Helicobacter pylori plays a decisive role in the pathogenesis of gastric marginal zone B cell lymphoma of mucosa associated lymphoid tissue (MALT), and eradication therapy has become a widely accepted initial treatment of stage I disease.
To determine the long term outcome of patients undergoing exclusive H pylori eradication therapy.
A prospective series of patients with newly diagnosed marginal zone B cell lymphoma of MALT.
Multicentre study in Germany and Austria.
Ninety five patients; 90 of these (five lost to follow up) with a mean age of 54.3 (27-85) years were followed up for at least 12 months.
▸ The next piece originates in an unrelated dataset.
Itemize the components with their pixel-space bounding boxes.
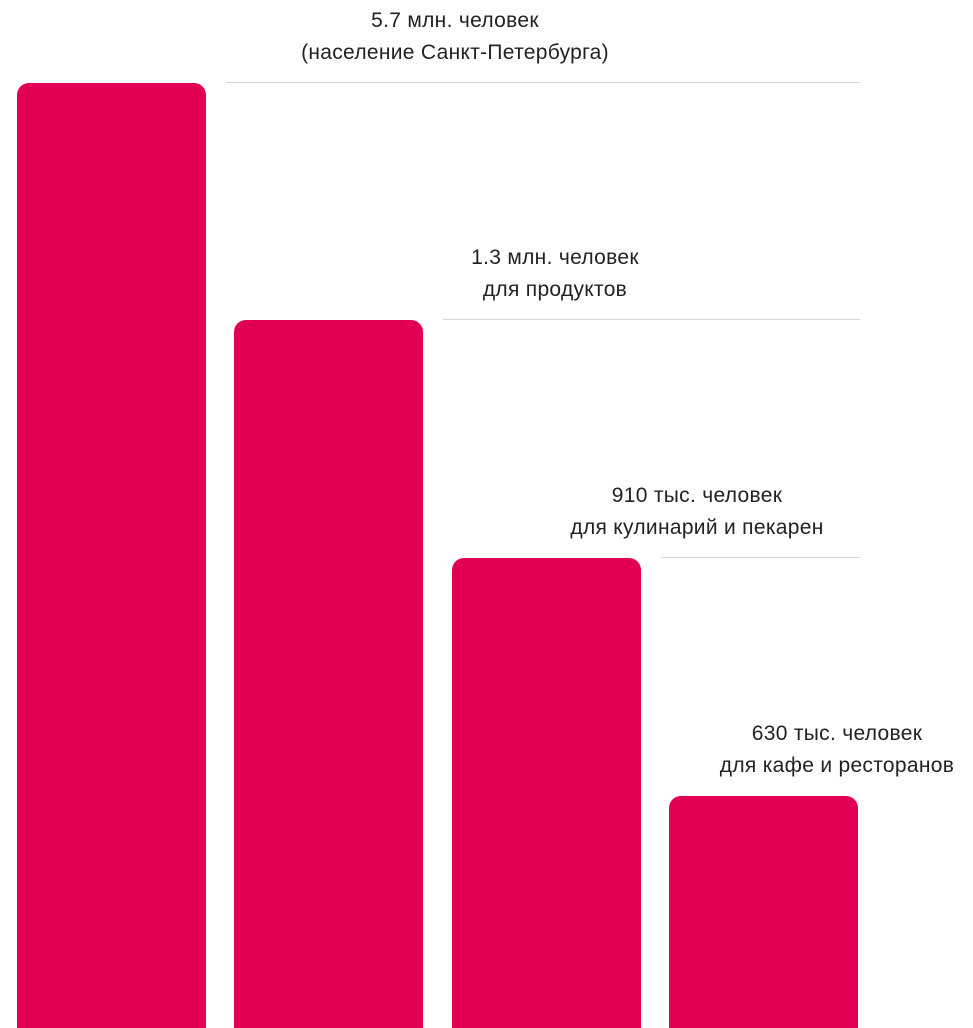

Complete staging work up revealing stage I disease and H pylori infection. Patients received triple therapy (OMC: omeprazole 20 mg twice daily, metronidazole 400 mg twice daily, and clarithromycin 250 mg twice daily; or OAC: omeprazole 20 mg twice daily, amoxycillin 1000 mg twice daily, and clarithromycin 500 twice daily) for one week.
Median follow up was 44.6 (12-89) months. H pylori was successfully eradicated in 88 patients (98%); in two patients eradication therapy failed. Long term outcome was characterised by complete regression of lymphoma in 56 patients (62%), minimal residual disease in 17 patients (18%), partial remission in 11 patients (12%), no change in four patients (4%), and progressive disease in two patients (2%). Four patients with complete remission relapsed after 6, 8, 8, and 15 months, one revealing reinfection by H pylori. Regression rate was higher in stage I1 disease compared with stage I2, as diagnosed by endoscopic ultrasound.
The majority of patients with low grade gastric MALT lymphoma treated by exclusive H pylori eradication have a favourable long term outcome, offering a real chance of cure.
幽门螺杆菌在黏膜相关淋巴组织胃边缘区B细胞淋巴瘤(MALT)的发病机制中起决定性作用,根除治疗已成为广泛接受的I期疾病初始治疗方法。
确定接受单纯幽门螺杆菌根除治疗患者的长期预后。
对新诊断的MALT边缘区B细胞淋巴瘤患者进行前瞻性系列研究。
德国和奥地利的多中心研究。
95例患者;其中90例(5例失访)平均年龄54.3岁(27 - 85岁),随访至少12个月。
全面分期检查显示为I期疾病且存在幽门螺杆菌感染。患者接受三联疗法(OMC:奥美拉唑20毫克每日两次、甲硝唑400毫克每日两次、克拉霉素250毫克每日两次;或OAC:奥美拉唑20毫克每日两次、阿莫西林1000毫克每日两次、克拉霉素500毫克每日两次),疗程1周。
中位随访时间为44.6个月(12 - 89个月)。88例患者(98%)幽门螺杆菌成功根除;2例患者根除治疗失败。长期预后表现为56例患者(62%)淋巴瘤完全消退,17例患者(18%)微小残留病,11例患者(12%)部分缓解,4例患者(4%)无变化,2例患者(2%)疾病进展。4例完全缓解患者分别在6、8、8和15个月后复发,1例显示幽门螺杆菌再次感染。经内镜超声诊断,I1期疾病的缓解率高于I2期。
大多数接受单纯幽门螺杆菌根除治疗的低级别胃MALT淋巴瘤患者长期预后良好,提供了真正的治愈机会。